Each of the WCII Portfolios are read by at least one member of the faculty, chosen randomly from a group of 10-15 faculty members from across the college who have the task of reading portfolios for a given academic year. If that reader does not give your portfolio a passing mark, at least one other reader will also read the portfolio. If any two readers agree your portfolio does not exhibit passing characteristics, then you will receive a ‘non-pass’ and you will have to revise the contents of the portfolio until you earn a passing mark.
Here are some suggestions for how to prepare your portfolio:
Make sure every period, every comma, every bit of line spacing, every parenthetical citation conforms to APA or MLA or Turabian format.
Helpful Comments from Professors
If a professor has made a comment about some aspect of your writing (like weak paragraphing, poor transitions, too few sources, unclear ideas, etc.) then make sure you either revise that paper or that you choose a paper that does NOT contain the same weaknesses and that you point out in your reflective essay how that other paper demonstrates that you learned not to repeat the weaknessess the first professor had mentioned.
Too often students pick papers that do not have a clear thesis or they choose papers that do not demonstrate a strong, effective sense of paragraphing. Either kind of paper will raise concern from readers.
Make sure that your papers do not contain the same errors, year after year after year. Show that you indeed learned how to make the corrections needed. Most often students only have a few serious problems with a few errors (like apostrophes, agreement, capitalization, comma splices or fragments) that get repeated many times within a single paper. Take the time to edit and revise these papers if you choose to use them within your portfolio.

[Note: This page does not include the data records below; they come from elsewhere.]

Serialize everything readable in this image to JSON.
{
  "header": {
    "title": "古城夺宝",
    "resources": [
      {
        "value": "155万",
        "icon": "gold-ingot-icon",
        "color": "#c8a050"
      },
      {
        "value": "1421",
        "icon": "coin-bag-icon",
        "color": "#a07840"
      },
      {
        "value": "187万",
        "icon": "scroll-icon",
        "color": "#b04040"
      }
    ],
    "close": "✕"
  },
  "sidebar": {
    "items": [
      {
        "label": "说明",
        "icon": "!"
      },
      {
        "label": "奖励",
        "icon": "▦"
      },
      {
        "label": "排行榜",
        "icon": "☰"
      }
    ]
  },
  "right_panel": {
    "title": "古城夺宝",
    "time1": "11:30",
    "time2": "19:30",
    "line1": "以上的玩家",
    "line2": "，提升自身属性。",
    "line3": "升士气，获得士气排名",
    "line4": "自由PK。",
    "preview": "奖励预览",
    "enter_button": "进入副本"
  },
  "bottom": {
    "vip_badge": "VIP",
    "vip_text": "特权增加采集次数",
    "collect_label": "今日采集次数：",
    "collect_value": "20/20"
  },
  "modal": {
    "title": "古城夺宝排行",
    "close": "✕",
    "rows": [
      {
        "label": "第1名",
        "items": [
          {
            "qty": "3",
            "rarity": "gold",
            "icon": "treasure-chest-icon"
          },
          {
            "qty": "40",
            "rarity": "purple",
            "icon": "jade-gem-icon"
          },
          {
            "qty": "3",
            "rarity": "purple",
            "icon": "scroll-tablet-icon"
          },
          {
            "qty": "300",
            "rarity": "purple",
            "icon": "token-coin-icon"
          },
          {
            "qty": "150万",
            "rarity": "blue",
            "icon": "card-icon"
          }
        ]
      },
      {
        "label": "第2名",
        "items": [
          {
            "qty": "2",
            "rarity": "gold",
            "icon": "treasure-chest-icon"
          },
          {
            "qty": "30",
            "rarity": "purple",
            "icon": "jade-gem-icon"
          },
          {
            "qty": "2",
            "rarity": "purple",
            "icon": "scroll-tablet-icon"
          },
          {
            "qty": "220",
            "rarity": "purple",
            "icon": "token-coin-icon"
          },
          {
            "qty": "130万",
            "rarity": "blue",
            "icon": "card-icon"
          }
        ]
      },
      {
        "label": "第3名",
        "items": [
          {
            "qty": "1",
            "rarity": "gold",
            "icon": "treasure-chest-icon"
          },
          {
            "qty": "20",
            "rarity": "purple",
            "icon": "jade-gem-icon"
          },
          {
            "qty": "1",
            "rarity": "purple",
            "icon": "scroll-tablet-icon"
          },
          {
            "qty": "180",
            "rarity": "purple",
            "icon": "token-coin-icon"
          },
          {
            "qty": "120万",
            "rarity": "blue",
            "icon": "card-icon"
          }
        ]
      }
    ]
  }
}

Students will often include a paper where the professor explicitly states, “If you use this paper in your wCII Portfolio, you MUST revise it,” but then they fail to do so. Such blatant disregard for instruction will almost certainly result in a ‘non-pass.’ If you do revise, please improve your thinking as well as just the overall surface structure of the paper. Readers will notice laziness; students who merely ‘correct’ the errors marked by a professor show little initiative or learning but only a minimal responsiveness and only minor concern for truly good writing.
Weak Reflective Essay
As the policy states, “[A]n otherwise passing portfolio will not fail because of weaknesses in the reflective essay.” But the words of nearly every reader suggests that probably the most important thing you can do to help ensure a ‘pass’ is to write a strong, thoughtful reflective essay that genuinely and convincingly argues (by using many specific examples from your papers to illustrate your claims) that you have indeed become a better writer.